Las estafas telefónicas que se organizan desde las cárceles se consolidaron en el último tiempo como uno de los delitos más extendidos del Área Metropolitana de Buenos Aires (AMBA). Con celulares ingresados de manera ilegal o mediante líneas habilitadas dentro de los penales, grupos de detenidos realizan llamados para engañar a las víctimas y quedarse con su dinero. El fenómeno, conocido como «estafas tumberas», combina tecnología, manipulación psicológica y redes de cómplices en libertad.
Investigadores judiciales y especialistas en ciberdelito estiman que en la Ciudad de Buenos Aires y el Conurbano se registran alrededor de 50 denuncias diarias por estafas telefónicas o virtuales. Los fiscales advierten, además, que el número real podría ser mayor, ya que muchas víctimas no realizan la denuncia por vergüenza o porque el dinero transferido resulta difícil de recuperar.
Estafas «tumberas»: los métodos más utilizados
Las modalidades más frecuentes incluyen el clásico «cuento del tío», los falsos secuestros virtuales, supuestos llamados de bancos para actualizar datos de cuentas o engaños vinculados a compras por Internet. En la mayoría de los casos, los delincuentes logran obtener información personal de las víctimas y, mediante presión o engaños, consiguen transferencias de dinero, códigos de seguridad o datos de tarjetas.
El problema tiene su base en la gran cantidad de teléfonos que circulan dentro de los penales. En las cárceles del Servicio Penitenciario Bonaerense existen casi 49.000 líneas de celulares registradas para uso de los detenidos. A ese número se suman los equipos clandestinos que ingresan de manera ilegal. Solo durante 2025 se secuestraron más de 1.500 teléfonos en requisas realizadas dentro de las unidades penitenciarias.
La proporción ilustra la magnitud del fenómeno: en las cárceles bonaerenses hay más de 62.000 presos, lo que implica un promedio cercano a un celular cada 1,3 detenidos si se toman en cuenta las líneas registradas. Para investigadores y especialistas en seguridad, esa disponibilidad de teléfonos facilita la organización de maniobras delictivas que se ejecutan desde las propias celdas.

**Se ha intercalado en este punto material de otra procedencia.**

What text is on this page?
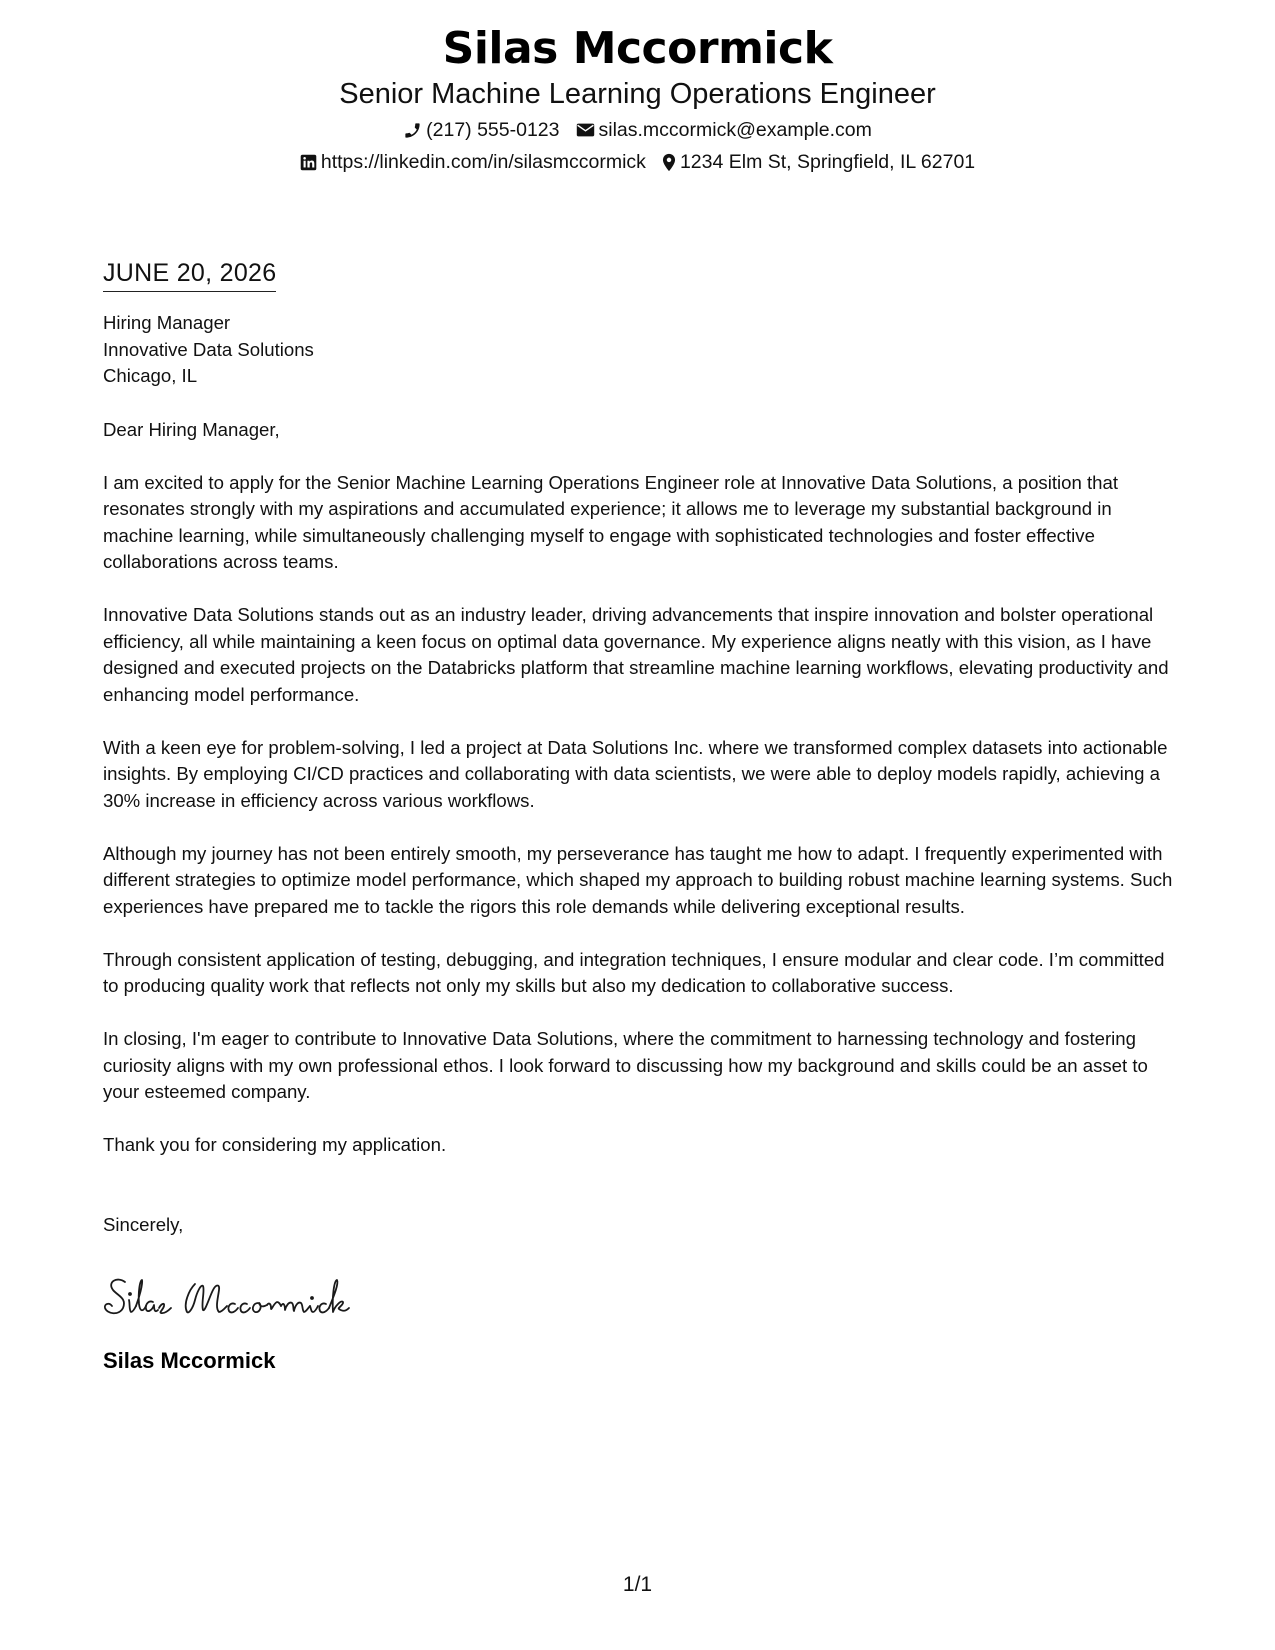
Silas Mccormick
Senior Machine Learning Operations Engineer
(217) 555-0123 silas.mccormick@example.com
https://linkedin.com/in/silasmccormick 1234 Elm St, Springfield, IL 62701
JUNE 20, 2026
Hiring Manager
Innovative Data Solutions
Chicago, IL
Dear Hiring Manager,
I am excited to apply for the Senior Machine Learning Operations Engineer role at Innovative Data Solutions, a position that resonates strongly with my aspirations and accumulated experience; it allows me to leverage my substantial background in machine learning, while simultaneously challenging myself to engage with sophisticated technologies and foster effective collaborations across teams.
Innovative Data Solutions stands out as an industry leader, driving advancements that inspire innovation and bolster operational efficiency, all while maintaining a keen focus on optimal data governance. My experience aligns neatly with this vision, as I have designed and executed projects on the Databricks platform that streamline machine learning workflows, elevating productivity and enhancing model performance.
With a keen eye for problem-solving, I led a project at Data Solutions Inc. where we transformed complex datasets into actionable insights. By employing CI/CD practices and collaborating with data scientists, we were able to deploy models rapidly, achieving a 30% increase in efficiency across various workflows.
Although my journey has not been entirely smooth, my perseverance has taught me how to adapt. I frequently experimented with different strategies to optimize model performance, which shaped my approach to building robust machine learning systems. Such experiences have prepared me to tackle the rigors this role demands while delivering exceptional results.
Through consistent application of testing, debugging, and integration techniques, I ensure modular and clear code. I’m committed to producing quality work that reflects not only my skills but also my dedication to collaborative success.
In closing, I'm eager to contribute to Innovative Data Solutions, where the commitment to harnessing technology and fostering curiosity aligns with my own professional ethos. I look forward to discussing how my background and skills could be an asset to your esteemed company.
Thank you for considering my application.
Sincerely,
Silas Mccormick
1/1
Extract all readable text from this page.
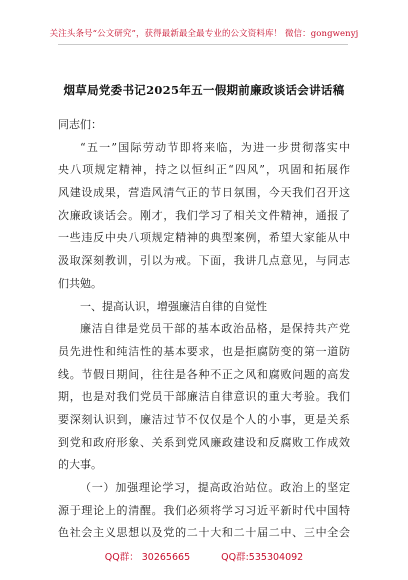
关注头条号“公文研究”，获得最新最全最专业的公文资料库！ 微信：gongwenyj
烟草局党委书记2025年五一假期前廉政谈话会讲话稿
同志们：
“五一”国际劳动节即将来临，为进一步贯彻落实中
央八项规定精神，持之以恒纠正“四风”，巩固和拓展作
风建设成果，营造风清气正的节日氛围，今天我们召开这
次廉政谈话会。刚才，我们学习了相关文件精神，通报了
一些违反中央八项规定精神的典型案例，希望大家能从中
汲取深刻教训，引以为戒。下面，我讲几点意见，与同志
们共勉。
一、提高认识，增强廉洁自律的自觉性
廉洁自律是党员干部的基本政治品格，是保持共产党
员先进性和纯洁性的基本要求，也是拒腐防变的第一道防
线。节假日期间，往往是各种不正之风和腐败问题的高发
期，也是对我们党员干部廉洁自律意识的重大考验。我们
要深刻认识到，廉洁过节不仅仅是个人的小事，更是关系
到党和政府形象、关系到党风廉政建设和反腐败工作成效
的大事。
（一）加强理论学习，提高政治站位。政治上的坚定
源于理论上的清醒。我们必须将学习习近平新时代中国特
色社会主义思想以及党的二十大和二十届二中、三中全会
QQ群： 30265665	QQ群:535304092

El sistema penitenciario también aporta dimensión al problema. Sólo en las cárceles de la provincia de Buenos Aires hay alrededor de 62.700 detenidos, mientras que el Servicio Penitenciario Federal alberga a unos 12.000 internos en distintas unidades del país. En conjunto, ambos sistemas reúnen cerca de 75.000 personas privadas de libertad.
Las estafas suelen completarse con la participación de cómplices fuera de prisión, que se encargan de retirar dinero, recibir transferencias o comprar bienes con los fondos obtenidos mediante engaños. Así, los presos pueden dirigir las maniobras desde los penales mientras otros integrantes de la banda concretan la parte final del fraude.
El impacto de estas maniobras quedó expuesto en distintos casos recientes que terminaron en tragedia. Entre ellos, el de un soldado que se quitó la vida tras ser víctima de una estafa telefónica que lo dejó endeudado, un episodio que volvió a poner en discusión el alcance de las organizaciones delictivas que operan desde las cárceles.
El fenómeno se explica por la combinación de tres factores: la masiva circulación de teléfonos dentro de los penales, la facilidad para obtener datos personales de potenciales víctimas y la existencia de redes de colaboradores en libertad que permiten completar las maniobras. En ese contexto, las llamadas que parten desde las cárceles continúan multiplicándose y alimentan un circuito de fraude que, según advierten fuentes judiciales, se consolidó como uno de los negocios criminales más extendidos del país.